Southeast Ironically, Southeastern Utah is the best place in the world to see the wonders of what geologists call the Colorado Plateau. This area was the last portion of the state to successfully be settled, and despite growing development, the spirit of this land will never truly be settled. The Abajo and La Sal Mountains rise above a multi-colored desert like mirages. Mesas built of sandstone representing the deposits of millions of years, may stretch unbroken for miles at a time, or stack and squat next to each other like oddly balanced steps. Here, it's not unusual for miles of sagebrush flats to erratically drop off into deep, narrow slot canyons. This is the "promised land" for hikers, mountain bikers, off-road vehicle users, and sightseers ready to be amazed.
Southwestern Utah Cities Dubbed "Color Country" by Utah boosters, the southwestern part of the state is a region of exceptional beauty, encompassing both alpine and desert climate zones at vastly differing elevations. The area has forests, lakes, and farmlands punctuated by ancient red rock that has been buffeted by wind and sand, carved by rivers, and thrust up and apart by geologic forces deep within the earth.
Southeastern Utah Cities In many ways, Southeastern Utah is a vast, open area filled with solitary places. In some of the better-known destinations, such as Moab, there has been a rush to accommodate the influx of visitors and new residents, with towns sprouting subdivisions, motels, gift shops, and fast-food outlets. Other places are proceeding with caution and waiting for visitors to discover them rather than clamoring to be found.

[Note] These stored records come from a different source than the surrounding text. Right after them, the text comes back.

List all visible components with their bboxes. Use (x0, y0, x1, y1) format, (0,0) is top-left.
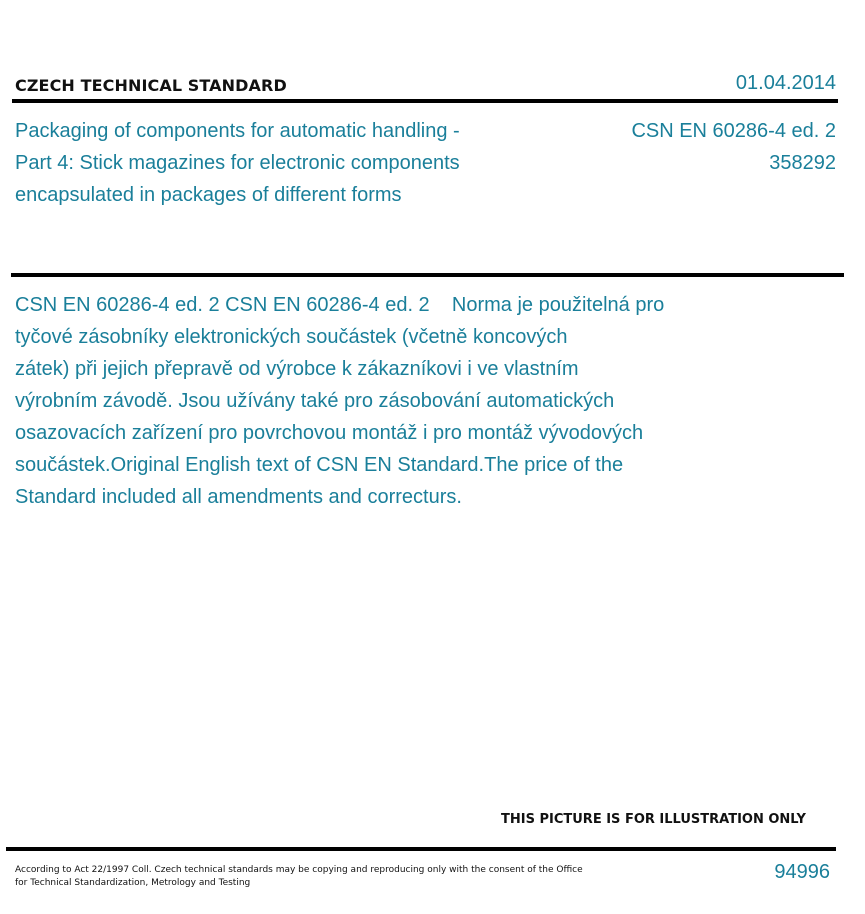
description-line: Standard included all amendments and correcturs. (15, 486, 462, 508)
standard-code: CSN EN 60286-4 ed. 2 (631, 120, 836, 142)
top-divider (12, 99, 838, 103)
description-line: zátek) při jejich přepravě od výrobce k zákazníkovi i ve vlastním (15, 358, 579, 380)
standard-number: 358292 (769, 152, 836, 174)
description-line: součástek.Original English text of CSN EN Standard.The price of the (15, 454, 624, 476)
standard-description (15, 289, 715, 513)
legal-notice (15, 864, 583, 890)
standard-title-line: encapsulated in packages of different forms (15, 184, 402, 206)
description-line: CSN EN 60286-4 ed. 2 CSN EN 60286-4 ed. 2 Norma je použitelná pro (15, 294, 665, 316)
legal-line: According to Act 22/1997 Coll. Czech technical standards may be copying and reproducing only with the consent of the Office (15, 865, 583, 875)
description-line: tyčové zásobníky elektronických součástek (včetně koncových (15, 326, 568, 348)
bottom-divider (6, 847, 836, 851)
description-line: výrobním závodě. Jsou užívány také pro zásobování automatických (15, 390, 615, 412)
catalog-number: 94996 (774, 861, 830, 883)
standard-title-line: Part 4: Stick magazines for electronic components (15, 152, 460, 174)
document-heading: CZECH TECHNICAL STANDARD (15, 76, 287, 95)
illustration-notice: THIS PICTURE IS FOR ILLUSTRATION ONLY (501, 812, 806, 827)
standard-identifiers (631, 115, 836, 179)
standard-title (15, 115, 535, 211)
description-line: osazovacích zařízení pro povrchovou montáž i pro montáž vývodových (15, 422, 644, 444)
legal-line: for Technical Standardization, Metrology and Testing (15, 878, 251, 888)
middle-divider (11, 273, 844, 277)
standard-title-line: Packaging of components for automatic handling - (15, 120, 460, 142)
publication-date: 01.04.2014 (735, 72, 836, 94)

Filmed in Utah Since John Ford's westerns immortalized the area in the late 1940's, movie-makers have been an ongoing fixture in Southern Utah. The Moab to Monument Valley Film Commission is the longest ongoing film commission in the world. A variety of films from John Wayne classics to 1994's City Slickers II, have been shot with a backdrop of remote redrock buttes, mesas and twisting canyons. It was near Canyonlands' Island in the Sky District - not the Grand Canyon, as most people assume - that Thelma and Louise took their final leap, and it was in Arches National Park that a young Indiana Jones discovered the Cross of Cortez in Indiana Jones and the Last Crusade. In 2010, two upcoming major Hollywood productions, John Carter of Mars and 127 Hours, "wrapped" in Southern Utah.